Understanding the Spatiotemporal Aspect of GPCR Molecular Assembly and Signaling Processes in Living Cells
Xiaohan Zhou joined the Gradinaru Lab in the fall of 2020 after completing his undergraduate degree in Physics at Nanjing University. During his undergraduate study, Xiaohan was awarded the opportunity to go to Duke University as an exchange student and also served as a visiting undergraduate researcher at the Johns Hopkins University.
For his PhD project, Xiaohan aims to investigate the M1 muscarinic receptor (M1R) and A2A adenosine receptor (A2AR), two important G Protein Coupled Receptors (GPCRs) that modulate neurotransmitter release in the central nervous systems. Previous research in the Gradinaru lab focused on characterizing the quaternary structures and conformational dynamics of GPCRs and their cognate G proteins from detergent-purified samples. In contrast, Xiaohan’s work centers on imaging M1R and A2AR in live cells, with of goal of establishing their dynamic spatial distributions in the cell membrane, dissecting their engagement with G proteins in the signaling cycles, and delineating the formation and roles of oligomeric species during the process.

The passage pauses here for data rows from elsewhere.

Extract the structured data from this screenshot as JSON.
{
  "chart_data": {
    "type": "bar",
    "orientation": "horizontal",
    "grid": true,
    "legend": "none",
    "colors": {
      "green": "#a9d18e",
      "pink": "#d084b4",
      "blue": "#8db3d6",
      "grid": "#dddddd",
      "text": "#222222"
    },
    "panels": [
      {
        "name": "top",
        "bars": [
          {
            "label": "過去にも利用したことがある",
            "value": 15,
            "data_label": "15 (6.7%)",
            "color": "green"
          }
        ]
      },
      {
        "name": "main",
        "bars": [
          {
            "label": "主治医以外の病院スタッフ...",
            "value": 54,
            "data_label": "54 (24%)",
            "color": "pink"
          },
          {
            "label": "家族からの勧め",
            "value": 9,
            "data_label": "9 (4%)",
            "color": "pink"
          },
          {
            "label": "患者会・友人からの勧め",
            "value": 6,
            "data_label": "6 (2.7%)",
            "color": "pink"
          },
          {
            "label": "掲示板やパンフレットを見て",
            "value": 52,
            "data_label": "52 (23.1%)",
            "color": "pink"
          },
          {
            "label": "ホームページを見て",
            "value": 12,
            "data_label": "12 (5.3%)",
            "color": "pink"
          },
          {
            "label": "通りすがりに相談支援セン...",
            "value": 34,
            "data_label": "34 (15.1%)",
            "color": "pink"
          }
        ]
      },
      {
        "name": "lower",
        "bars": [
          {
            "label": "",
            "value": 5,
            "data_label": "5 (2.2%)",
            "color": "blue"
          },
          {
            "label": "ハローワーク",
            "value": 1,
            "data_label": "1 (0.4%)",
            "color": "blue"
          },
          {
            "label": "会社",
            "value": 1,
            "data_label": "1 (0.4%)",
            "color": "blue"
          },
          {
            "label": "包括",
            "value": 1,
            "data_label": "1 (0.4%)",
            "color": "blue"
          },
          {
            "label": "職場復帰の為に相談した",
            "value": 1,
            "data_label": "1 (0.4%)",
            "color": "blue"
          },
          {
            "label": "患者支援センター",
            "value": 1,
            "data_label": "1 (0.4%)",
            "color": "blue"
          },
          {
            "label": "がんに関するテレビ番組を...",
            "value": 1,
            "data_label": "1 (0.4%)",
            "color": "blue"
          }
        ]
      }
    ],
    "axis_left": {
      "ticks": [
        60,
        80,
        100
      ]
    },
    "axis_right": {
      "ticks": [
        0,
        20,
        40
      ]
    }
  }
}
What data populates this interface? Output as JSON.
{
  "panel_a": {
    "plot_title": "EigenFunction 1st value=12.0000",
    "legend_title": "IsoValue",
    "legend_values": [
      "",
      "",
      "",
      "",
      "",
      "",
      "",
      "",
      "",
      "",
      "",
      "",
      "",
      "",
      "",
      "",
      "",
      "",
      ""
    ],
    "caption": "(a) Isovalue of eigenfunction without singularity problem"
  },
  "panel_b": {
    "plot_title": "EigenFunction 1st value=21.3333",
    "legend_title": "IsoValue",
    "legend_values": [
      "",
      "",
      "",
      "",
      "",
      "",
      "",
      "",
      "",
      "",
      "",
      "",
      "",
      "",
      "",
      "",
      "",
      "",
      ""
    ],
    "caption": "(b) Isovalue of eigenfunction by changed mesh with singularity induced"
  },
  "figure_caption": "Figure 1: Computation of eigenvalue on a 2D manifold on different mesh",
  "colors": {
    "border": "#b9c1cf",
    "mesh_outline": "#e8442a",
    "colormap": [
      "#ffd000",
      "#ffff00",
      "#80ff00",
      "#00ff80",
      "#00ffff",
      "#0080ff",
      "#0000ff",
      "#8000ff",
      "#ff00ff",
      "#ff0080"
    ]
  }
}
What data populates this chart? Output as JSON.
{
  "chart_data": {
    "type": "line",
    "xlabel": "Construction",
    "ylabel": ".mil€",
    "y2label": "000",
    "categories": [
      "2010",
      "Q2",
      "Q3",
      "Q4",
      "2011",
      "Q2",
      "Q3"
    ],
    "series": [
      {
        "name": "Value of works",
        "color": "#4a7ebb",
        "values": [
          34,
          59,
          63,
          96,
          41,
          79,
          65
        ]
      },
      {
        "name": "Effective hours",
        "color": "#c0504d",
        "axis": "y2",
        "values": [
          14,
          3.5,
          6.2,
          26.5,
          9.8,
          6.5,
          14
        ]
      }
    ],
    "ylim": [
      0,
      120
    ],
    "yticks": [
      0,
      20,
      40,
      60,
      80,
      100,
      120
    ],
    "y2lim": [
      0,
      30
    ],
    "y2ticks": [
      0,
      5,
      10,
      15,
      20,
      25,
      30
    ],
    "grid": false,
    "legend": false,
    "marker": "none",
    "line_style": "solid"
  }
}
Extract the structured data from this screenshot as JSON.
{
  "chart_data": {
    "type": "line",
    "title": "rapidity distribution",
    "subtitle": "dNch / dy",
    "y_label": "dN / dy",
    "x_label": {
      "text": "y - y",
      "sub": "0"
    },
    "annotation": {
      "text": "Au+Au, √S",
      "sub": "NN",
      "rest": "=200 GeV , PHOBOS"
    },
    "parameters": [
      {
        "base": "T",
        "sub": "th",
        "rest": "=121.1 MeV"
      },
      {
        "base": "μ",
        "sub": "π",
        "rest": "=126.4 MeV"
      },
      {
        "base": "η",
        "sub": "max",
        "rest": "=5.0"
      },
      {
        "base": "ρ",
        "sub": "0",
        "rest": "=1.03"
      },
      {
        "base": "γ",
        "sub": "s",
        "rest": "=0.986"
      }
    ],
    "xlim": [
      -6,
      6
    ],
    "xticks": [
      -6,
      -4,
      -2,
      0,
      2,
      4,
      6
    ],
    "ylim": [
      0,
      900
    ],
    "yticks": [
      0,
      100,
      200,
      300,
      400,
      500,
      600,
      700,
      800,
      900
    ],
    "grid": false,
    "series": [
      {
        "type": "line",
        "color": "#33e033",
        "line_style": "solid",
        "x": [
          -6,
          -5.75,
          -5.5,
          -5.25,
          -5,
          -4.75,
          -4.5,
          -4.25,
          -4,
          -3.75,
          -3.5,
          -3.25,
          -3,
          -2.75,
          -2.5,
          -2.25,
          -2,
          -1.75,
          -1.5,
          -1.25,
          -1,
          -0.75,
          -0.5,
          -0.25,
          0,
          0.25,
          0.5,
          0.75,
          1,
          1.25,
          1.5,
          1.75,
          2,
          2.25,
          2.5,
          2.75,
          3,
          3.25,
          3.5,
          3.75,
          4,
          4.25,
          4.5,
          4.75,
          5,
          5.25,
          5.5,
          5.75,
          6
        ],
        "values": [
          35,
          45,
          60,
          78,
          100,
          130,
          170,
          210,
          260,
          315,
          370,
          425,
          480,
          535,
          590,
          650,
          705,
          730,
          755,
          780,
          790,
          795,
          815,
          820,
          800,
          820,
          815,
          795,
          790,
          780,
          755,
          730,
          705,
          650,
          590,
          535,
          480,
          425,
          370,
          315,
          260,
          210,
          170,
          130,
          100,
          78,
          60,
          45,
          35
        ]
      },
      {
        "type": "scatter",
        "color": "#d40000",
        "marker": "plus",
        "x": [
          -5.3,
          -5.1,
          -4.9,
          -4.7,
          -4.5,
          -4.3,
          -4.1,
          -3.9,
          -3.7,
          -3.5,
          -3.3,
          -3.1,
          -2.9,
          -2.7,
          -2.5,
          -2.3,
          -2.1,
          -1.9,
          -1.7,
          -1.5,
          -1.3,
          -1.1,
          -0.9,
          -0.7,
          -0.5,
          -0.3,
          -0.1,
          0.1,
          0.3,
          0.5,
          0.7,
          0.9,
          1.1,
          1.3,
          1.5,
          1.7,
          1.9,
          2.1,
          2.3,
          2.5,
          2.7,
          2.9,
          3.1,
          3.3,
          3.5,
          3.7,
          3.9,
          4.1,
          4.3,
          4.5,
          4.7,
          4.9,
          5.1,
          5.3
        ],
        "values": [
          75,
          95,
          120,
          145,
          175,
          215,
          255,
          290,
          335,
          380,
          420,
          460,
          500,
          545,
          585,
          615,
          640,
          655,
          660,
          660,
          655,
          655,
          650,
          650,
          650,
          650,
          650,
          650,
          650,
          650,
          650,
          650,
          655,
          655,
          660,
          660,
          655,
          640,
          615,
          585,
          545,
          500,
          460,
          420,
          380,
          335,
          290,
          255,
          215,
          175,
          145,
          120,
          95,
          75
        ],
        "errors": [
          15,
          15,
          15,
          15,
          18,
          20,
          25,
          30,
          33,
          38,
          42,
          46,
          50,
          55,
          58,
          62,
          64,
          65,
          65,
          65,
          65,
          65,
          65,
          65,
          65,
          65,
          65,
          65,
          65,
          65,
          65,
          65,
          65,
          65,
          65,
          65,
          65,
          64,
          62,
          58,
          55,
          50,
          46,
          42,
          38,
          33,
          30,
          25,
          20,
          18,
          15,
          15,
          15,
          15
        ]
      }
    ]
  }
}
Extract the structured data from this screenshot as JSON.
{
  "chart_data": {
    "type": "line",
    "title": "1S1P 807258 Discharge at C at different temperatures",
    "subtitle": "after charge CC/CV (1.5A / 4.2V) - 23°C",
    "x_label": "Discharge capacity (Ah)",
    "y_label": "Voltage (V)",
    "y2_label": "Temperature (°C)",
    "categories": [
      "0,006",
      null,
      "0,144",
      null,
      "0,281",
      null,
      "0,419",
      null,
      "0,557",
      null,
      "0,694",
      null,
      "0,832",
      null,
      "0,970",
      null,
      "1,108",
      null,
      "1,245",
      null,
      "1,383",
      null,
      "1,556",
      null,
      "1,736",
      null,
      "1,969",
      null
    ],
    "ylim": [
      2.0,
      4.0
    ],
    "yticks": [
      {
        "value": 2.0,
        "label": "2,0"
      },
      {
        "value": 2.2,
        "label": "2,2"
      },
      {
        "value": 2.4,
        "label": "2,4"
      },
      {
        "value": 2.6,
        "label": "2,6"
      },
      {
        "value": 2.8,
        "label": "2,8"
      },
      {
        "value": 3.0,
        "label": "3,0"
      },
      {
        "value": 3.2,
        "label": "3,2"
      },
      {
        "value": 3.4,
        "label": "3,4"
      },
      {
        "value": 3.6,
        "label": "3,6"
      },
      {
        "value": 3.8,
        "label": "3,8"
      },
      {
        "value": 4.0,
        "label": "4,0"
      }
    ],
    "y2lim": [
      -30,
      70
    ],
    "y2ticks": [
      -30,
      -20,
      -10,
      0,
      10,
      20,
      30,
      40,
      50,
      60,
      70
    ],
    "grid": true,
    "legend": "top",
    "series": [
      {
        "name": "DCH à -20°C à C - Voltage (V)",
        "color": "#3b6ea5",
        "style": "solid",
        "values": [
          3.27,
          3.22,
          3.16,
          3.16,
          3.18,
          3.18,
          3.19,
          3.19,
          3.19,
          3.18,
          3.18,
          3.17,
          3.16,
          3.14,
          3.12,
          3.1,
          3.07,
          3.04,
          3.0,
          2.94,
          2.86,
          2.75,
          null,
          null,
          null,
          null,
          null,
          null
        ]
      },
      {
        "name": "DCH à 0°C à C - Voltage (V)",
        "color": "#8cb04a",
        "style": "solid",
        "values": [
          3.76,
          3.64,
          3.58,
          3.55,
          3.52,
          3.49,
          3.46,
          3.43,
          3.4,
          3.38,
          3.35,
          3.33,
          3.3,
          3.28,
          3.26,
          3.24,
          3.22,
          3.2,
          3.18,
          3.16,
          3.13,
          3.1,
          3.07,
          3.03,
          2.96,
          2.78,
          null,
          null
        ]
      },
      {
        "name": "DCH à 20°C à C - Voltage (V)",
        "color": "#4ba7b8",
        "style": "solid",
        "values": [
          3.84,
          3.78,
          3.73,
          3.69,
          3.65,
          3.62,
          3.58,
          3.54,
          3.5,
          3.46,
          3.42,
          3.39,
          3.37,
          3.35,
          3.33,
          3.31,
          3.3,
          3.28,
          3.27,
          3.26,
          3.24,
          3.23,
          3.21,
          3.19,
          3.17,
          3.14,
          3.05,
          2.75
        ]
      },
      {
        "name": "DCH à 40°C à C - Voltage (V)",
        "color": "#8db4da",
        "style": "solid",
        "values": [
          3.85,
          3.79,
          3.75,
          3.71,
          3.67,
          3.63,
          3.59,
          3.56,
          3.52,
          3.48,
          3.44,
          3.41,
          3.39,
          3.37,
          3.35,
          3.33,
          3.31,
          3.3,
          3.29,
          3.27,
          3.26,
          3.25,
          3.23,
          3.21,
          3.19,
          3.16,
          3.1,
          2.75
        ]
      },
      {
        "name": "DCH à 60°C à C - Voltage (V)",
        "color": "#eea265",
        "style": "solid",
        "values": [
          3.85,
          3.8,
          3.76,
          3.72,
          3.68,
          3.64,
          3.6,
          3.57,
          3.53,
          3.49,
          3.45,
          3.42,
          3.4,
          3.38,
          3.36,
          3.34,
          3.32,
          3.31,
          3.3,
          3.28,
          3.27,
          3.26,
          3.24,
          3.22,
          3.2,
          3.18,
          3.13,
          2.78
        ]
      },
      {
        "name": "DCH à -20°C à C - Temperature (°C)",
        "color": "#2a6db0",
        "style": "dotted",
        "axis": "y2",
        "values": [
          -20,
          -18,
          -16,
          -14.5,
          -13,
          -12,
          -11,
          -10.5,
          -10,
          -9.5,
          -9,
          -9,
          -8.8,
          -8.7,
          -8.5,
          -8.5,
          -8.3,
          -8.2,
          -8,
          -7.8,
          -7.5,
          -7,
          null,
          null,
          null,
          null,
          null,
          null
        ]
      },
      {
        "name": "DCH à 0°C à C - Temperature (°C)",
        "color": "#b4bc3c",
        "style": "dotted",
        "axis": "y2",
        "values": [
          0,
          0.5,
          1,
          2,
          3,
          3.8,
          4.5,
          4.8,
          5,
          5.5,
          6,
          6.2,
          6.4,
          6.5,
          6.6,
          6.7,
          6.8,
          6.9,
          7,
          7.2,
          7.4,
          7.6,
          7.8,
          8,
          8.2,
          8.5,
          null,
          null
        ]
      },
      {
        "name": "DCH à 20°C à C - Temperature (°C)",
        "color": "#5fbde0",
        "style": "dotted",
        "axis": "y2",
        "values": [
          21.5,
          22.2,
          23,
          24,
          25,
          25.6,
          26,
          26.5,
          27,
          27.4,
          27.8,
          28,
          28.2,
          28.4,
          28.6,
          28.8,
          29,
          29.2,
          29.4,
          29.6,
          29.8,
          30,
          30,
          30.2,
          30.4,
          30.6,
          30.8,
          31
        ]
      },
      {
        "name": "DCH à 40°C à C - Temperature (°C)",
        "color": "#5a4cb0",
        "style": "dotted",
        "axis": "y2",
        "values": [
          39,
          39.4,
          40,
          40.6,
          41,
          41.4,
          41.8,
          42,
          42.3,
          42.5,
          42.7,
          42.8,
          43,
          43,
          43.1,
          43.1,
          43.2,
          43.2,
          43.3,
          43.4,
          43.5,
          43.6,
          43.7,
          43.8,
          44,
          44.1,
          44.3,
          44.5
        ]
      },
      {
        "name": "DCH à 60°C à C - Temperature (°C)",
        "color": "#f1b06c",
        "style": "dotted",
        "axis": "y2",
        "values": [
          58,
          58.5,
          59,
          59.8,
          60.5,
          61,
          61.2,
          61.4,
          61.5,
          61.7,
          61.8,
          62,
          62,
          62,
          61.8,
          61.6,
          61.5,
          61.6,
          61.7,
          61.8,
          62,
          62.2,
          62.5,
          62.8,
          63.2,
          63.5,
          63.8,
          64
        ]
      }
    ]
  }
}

And as part of the CPS Research Visit Fellowship, Xiaohan proposed to learn how to stably co-express GPCRs and G proteins at single-molecule densities in vivo. During his time at Dr. Graeme Milligan’s lab in the College of Medical, Veterinary, and Life Sciences at the University of Glasgow, he explored novel fluorescence labeling strategies, such as the use of biarsenical-tetracysteine and unnatural amino acid motifs for site-specific tagging at extracellular or intracellular domains. He also gained advanced molecular and cellular biology techniques to support his PhD project examining the spatiotemporal dynamics of GPCR signaling in live cells. Due to GPCRs crucial role in cellular signaling and the central nervous system, better understanding their signaling process will allow for novel approaches in therapeutical prevention caused by its dysfunction.